You can try a heater core flush to remove the debris and corrosion trapped inside the heater core, but it may be a better option to flush the complete cooling system.
If the heater core is blocked with debris, the radiator most likely has a partial blockage from a similar condition. If the coolant flush doesn’t restore the heat in your car, the heater core should be replaced.
#6 – Your Radiator Hose Collapses Causing a Blockage
Your radiator hose should always stay open to prevent a blockage and subsequent overheating. If you notice that your car temperature rises at higher RPMs, the radiator hose could be collapsing.
How to Fix It
Radiator hoses contain a galvanized spring that should prevent long straight sections of hose from collapsing on higher RPMs. If the hose collapses, it will cause a blockage.

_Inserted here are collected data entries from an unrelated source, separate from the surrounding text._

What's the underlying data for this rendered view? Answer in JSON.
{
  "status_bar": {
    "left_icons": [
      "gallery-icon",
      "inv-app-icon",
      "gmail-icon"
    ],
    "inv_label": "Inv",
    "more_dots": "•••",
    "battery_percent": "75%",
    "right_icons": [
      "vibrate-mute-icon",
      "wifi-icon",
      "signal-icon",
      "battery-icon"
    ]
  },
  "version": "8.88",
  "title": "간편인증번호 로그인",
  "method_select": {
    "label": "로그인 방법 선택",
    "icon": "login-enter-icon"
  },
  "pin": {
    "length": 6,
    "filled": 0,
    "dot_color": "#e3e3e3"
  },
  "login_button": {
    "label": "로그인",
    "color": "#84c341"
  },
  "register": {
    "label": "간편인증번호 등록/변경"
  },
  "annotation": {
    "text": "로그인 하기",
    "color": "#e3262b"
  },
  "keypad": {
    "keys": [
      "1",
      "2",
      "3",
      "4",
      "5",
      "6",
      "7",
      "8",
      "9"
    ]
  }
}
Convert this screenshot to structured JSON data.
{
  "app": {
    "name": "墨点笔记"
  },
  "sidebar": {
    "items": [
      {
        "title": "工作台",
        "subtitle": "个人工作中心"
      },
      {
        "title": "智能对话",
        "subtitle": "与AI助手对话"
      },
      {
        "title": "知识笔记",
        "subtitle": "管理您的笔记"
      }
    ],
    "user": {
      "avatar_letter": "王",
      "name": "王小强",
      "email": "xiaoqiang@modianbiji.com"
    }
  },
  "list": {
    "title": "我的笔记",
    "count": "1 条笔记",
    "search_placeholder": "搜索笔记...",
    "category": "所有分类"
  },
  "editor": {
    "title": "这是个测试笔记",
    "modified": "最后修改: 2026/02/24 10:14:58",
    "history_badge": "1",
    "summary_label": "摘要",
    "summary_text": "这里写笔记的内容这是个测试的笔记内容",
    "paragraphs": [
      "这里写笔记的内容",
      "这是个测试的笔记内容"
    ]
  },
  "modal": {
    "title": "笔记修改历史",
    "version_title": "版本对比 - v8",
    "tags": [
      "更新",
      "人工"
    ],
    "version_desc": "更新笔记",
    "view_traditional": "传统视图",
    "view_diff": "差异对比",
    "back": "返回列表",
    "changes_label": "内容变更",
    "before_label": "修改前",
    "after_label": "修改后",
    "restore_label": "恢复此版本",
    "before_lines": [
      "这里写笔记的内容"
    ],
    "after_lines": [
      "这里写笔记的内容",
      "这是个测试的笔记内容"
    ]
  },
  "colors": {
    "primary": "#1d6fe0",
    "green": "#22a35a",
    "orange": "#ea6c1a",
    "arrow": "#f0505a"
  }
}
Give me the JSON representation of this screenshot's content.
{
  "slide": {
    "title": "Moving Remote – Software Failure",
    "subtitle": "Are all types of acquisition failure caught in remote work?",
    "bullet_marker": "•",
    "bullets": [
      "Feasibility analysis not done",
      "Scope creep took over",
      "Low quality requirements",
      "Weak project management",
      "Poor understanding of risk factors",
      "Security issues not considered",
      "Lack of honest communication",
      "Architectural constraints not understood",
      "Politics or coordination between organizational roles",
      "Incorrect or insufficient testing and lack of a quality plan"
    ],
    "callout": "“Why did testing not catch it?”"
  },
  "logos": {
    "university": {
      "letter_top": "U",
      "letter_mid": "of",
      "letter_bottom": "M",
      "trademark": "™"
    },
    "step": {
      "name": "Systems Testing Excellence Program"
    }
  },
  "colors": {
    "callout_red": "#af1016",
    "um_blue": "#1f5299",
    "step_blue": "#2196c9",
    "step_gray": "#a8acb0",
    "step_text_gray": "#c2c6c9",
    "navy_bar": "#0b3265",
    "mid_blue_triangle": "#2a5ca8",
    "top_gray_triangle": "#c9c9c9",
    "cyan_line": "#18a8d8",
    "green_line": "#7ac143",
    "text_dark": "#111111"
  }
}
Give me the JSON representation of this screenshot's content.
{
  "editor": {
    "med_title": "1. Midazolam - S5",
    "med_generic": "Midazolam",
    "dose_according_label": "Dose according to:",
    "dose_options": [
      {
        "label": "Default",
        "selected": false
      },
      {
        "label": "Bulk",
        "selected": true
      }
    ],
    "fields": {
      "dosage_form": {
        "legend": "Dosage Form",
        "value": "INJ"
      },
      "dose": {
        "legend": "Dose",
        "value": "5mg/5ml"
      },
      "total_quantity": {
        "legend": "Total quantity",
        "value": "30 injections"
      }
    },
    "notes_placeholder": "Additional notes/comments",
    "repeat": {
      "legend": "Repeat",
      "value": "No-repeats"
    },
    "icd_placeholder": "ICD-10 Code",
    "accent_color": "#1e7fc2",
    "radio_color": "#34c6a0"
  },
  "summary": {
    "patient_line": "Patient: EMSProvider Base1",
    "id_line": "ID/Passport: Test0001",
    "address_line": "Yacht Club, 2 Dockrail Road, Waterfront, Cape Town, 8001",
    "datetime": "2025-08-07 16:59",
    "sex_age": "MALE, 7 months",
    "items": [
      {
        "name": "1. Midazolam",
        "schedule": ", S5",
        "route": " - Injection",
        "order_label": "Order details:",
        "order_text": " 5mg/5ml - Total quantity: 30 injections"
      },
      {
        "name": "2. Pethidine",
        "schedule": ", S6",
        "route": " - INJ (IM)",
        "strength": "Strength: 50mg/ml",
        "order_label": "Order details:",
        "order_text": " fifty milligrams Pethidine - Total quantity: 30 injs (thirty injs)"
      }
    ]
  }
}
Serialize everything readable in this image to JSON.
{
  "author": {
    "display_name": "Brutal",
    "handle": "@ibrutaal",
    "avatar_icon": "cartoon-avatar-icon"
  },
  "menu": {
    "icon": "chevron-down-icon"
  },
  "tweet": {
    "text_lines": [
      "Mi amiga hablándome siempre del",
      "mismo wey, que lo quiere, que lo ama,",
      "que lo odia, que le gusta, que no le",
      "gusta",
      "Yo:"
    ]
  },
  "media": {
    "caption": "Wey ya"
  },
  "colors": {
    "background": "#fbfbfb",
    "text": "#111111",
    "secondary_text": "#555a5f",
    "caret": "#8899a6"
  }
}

The most likely cause of a collapsing hose is a missing spring or a bad radiator cap that is causing a vacuum. Radiator caps are designed to release negative pressure when coolant contracts, but a bad cap won’t allow this to happen. The negative pressure will cause the radiator hose to collapse instead.
The easiest fix for a bad radiator cap is to clean it if it shows signs of corrosion or build-up. If cleaning the cap doesn’t fix the problem, it should be replaced with a new radiator cap.
#7 – Your Thermostat Has Stopped Working
The thermostat in your cooling system opens and closes to allow coolant to flow through the engine. When the engine heats the coolant, the thermostat should open and allow coolant to flow through the complete system.
When the coolant is cold, the thermostat should be closed to prevent circulation. A faulty thermostat will make it appear the radiator has stopped working because the coolant temperature varies wildly.
How to Fix It
A thermostat should keep your engine temperature consistent without wild variation. A thermostat that is stuck closed will prevent coolant from circulating and can cause the car to overheat.
A thermostat that is stuck open will allow coolant to fully circulate at all times, which can cause the car to never achieve operating temperature.
A car that runs too cold may have problem with fouled spark plugs and failed emissions tests because the fuel injection constantly adds more fuel than required because the computer believes the car has not achieved operating temperature.
Poor emissions are a better scenario than overheating, but both have long-term consequences that can be avoided by cleaning or replacing a faulty thermostat.
Corrosion and build-up are the two most likely contributors to a thermostat going bad, and most likely your radiator has a similar corrosion and build-up problem. Be sure to flush the coolant system and replace the coolant as you remedy a bad thermostat.
#8 – Your Water Pump Isn’t Circulating Coolant
Your radiator dissipates the heat carried in the coolant, but without a water pump to circulate the fluid, your car won’t stay cool.
If your car operates at a higher temperature than before, or it reaches an overheating stage, your water pump may have failed rather than the radiator.
How to Fix It
It can be difficult to determine that the water pump has failed without checking if the coolant is circulating.
Many times the water pump seals weep fluid and that is an indication that the pump needs to be rebuilt or replaced. If there are no leaks, but the car overheats, you need to determine if the coolant is circulating correctly.
The easiest way is to remove the radiator cap or overflow bottle cap and watch the coolant with the engine running. If the coolant never moves, the water pump is likely bad and should be replaced.